The sources who spoke to City & State said that stakeholders and lawmakers attempted to engage with Hochul to find workable solutions to her concerns so the Legislature could approve a bill she would support. The sponsors of the legislation – state Sen. Brad Hoylman-Sigal and Assembly Member Helene Weinstein – introduced several fairly significant changes to the bill introduced in 2023 meant to address some of what the governor raised in her veto memo. These narrowed the pool of family members eligible for damages, reduced the statute of limitations from three-and-a-half years to three years, removed a provision that would have covered disorders resulting from grief and limited retroactivity only to incidents that occurred on or after July 1, 2018.

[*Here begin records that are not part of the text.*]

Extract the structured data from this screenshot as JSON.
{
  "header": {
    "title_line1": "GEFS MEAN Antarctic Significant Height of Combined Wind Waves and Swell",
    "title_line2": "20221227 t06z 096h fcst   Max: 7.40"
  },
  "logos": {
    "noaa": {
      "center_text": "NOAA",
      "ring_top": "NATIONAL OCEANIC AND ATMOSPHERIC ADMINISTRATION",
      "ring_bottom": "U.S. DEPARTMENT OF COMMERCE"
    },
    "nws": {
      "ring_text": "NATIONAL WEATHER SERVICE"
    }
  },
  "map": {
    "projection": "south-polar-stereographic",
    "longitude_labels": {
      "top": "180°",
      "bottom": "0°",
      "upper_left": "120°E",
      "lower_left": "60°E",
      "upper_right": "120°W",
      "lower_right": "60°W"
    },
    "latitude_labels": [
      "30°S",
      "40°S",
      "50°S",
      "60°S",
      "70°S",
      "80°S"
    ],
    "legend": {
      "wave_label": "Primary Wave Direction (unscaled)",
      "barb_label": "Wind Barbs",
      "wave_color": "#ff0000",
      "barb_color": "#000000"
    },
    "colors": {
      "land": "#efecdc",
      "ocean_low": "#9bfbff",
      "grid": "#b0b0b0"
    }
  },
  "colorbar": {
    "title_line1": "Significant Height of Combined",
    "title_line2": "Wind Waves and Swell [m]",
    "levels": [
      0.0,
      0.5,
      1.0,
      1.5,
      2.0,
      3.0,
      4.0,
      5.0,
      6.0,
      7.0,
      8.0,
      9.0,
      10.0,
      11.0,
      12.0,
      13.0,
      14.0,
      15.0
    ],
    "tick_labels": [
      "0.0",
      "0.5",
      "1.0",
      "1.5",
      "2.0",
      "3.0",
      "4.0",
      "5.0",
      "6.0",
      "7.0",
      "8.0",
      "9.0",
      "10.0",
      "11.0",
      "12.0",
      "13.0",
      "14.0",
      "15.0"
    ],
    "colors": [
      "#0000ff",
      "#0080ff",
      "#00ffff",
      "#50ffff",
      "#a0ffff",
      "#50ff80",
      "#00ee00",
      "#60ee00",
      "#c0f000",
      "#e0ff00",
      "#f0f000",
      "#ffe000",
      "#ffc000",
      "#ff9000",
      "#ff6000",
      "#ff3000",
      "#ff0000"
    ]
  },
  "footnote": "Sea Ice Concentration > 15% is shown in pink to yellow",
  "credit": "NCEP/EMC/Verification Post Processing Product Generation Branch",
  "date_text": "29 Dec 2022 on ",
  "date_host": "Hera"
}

But per sources, Hochul did not heed requests to meet and negotiate the bill, despite the efforts by lawmakers to introduce legislation that addressed issues she had raised. The sources said that no meaningful discussions with the governor’s office took place before the bill passed in 2023, and the chapter amendments her office offered were delivered just days before Christmas without a chance to negotiate. According to the sources, Hochul’s office told lawmakers they could either accept her amendments, or she would veto the bill. Two sources characterized Hochul’s proposal as a nonstarter, containing poison pills that lawmakers and advocates simply could not accept. 

Hochul formally vetoed the bill on Dec. 29. In a memo explaining her decision, she wrote that legislators had rejected a compromise, though – unlike when she vetoed the 2022 bill – she did not offer any details about what sort of compromise she had offered lawmakers. She wrote that she “attempted to work in good faith” with lawmakers to amend the measure and described negotiations as “robust,” characterizations that sources familiar with the discussions rejected. Hochul also wrote that she had “publicly laid out clear criteria for appropriate changes,” though she has not spoken publicly about such changes since her veto memo last January and lawmakers directly addressed several of the concerns she voiced at that time.

When asked directly about her proposed amendments on Tuesday, Hochul declined to elaborate. “I’m not going to disclose those negotiations because I suspect they’ll come up again,” Hochul told reporters at an unrelated press conference. But she implied that legislators did not try to engage with her during the legislative session to pass a version of the bill she would support, and she downplayed the changes included when lawmakers introduced the bill in 2023. “Let’s actually have collaboration during the process instead of you pass in this house, you pass this house, and you put it on the governor’s desk without engagement,” Hochul said after noting that the Legislature passed around 500 bills in the final days of the 2023 session. She added she “want(s) to have the conversation again,” but that lawmakers rejected her proposal.

Mike Murphy, a spokesperson for the state Senate majority, said that Hochul’s characterizations about a total lack of engagement were inaccurate, and indicated that at least some discussions took place. “We did collaborate (but) unfortunately there was no consensus,” he said in a statement.